Surveillance solution: mimicking a bug’s eye view
Traditional cameras use a single average light setting to control brightness of an image. That works well when there are similar levels of brightness over the whole scene, but not in areas with non-uniform illumination. This is a critical problem for video surveillance cameras, where the clarity of images is crucial for later police identification of suspects.
Images by Dr Russell Brinkworth, The University of Adelaide
A traditional camera can take a picture that records either the darker indoor subject (top left) or the more brightly illuminated view outside the window (top right), but not both simultaneously. In stark contrast, insect eyes can see both at the same time (bottom left) ‘and keep only the most important bits’ (bottom right) according to physiology researcher Dr Russell Brinkworth. By mimicking how insects see, Dr Brinkworth can now produce digital videos in which ‘you can see every detail’.

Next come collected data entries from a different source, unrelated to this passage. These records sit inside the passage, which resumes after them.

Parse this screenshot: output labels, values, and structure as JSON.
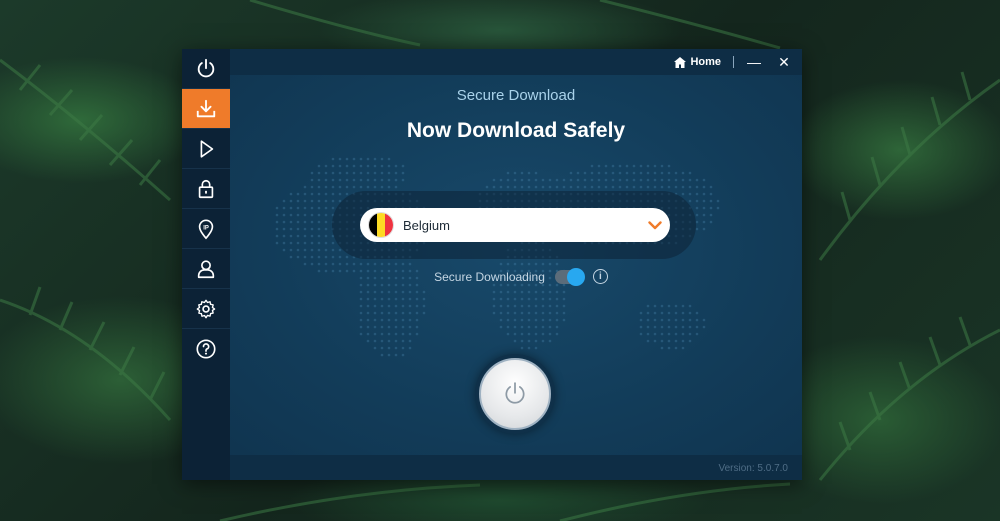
{
  "titlebar": {
    "home_label": "Home",
    "minimize_glyph": "—",
    "close_glyph": "✕"
  },
  "sidebar": {
    "items": [
      {
        "icon": "power-icon",
        "active": false
      },
      {
        "icon": "download-icon",
        "active": true
      },
      {
        "icon": "play-icon",
        "active": false
      },
      {
        "icon": "lock-icon",
        "active": false
      },
      {
        "icon": "ip-pin-icon",
        "active": false
      },
      {
        "icon": "user-icon",
        "active": false
      },
      {
        "icon": "gear-icon",
        "active": false
      },
      {
        "icon": "help-icon",
        "active": false
      }
    ]
  },
  "main": {
    "subtitle": "Secure Download",
    "title": "Now Download Safely",
    "location": {
      "name": "Belgium",
      "flag_colors": [
        "#000000",
        "#fdda24",
        "#ef3340"
      ]
    },
    "toggle": {
      "label": "Secure Downloading",
      "on": true
    }
  },
  "footer": {
    "version": "Version: 5.0.7.0"
  },
  "colors": {
    "accent": "#ef7b2a",
    "toggle_on": "#28a8f0"
  }
}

A University of Adelaide researcher has been studying insect vision with a view to improving camera technology. ‘When it comes to seeing,’ says Dr Russell Brinkworth, ‘even a tiny insect brain can outperform any current artificial system. As we can, they can see detail in light and dark at the same time.’1
That’s a very useful ability, as Brinkworth says, because ‘even in difficult lighting conditions, such as a person standing in front of a window, you can see both the person’s face and the scenery outside at the same time, something a traditional camera cannot do.’
In an effort to mimic what they’ve observed in insects, Dr Brinkworth and his colleagues have produced new computer software which can be wired into existing digital camera sensor technology.
Just as every surveillance camera is the result of creative intelligence, how much more so are insects’ (and our) eyes, which, as Dr Brinkworth says, ‘can outperform any current artificial system’.
- Video cameras learn from insect eyes, The University of Adelaide News & Events, <www.adelaide.edu.au/news/news14341.html>, 21 September 2006.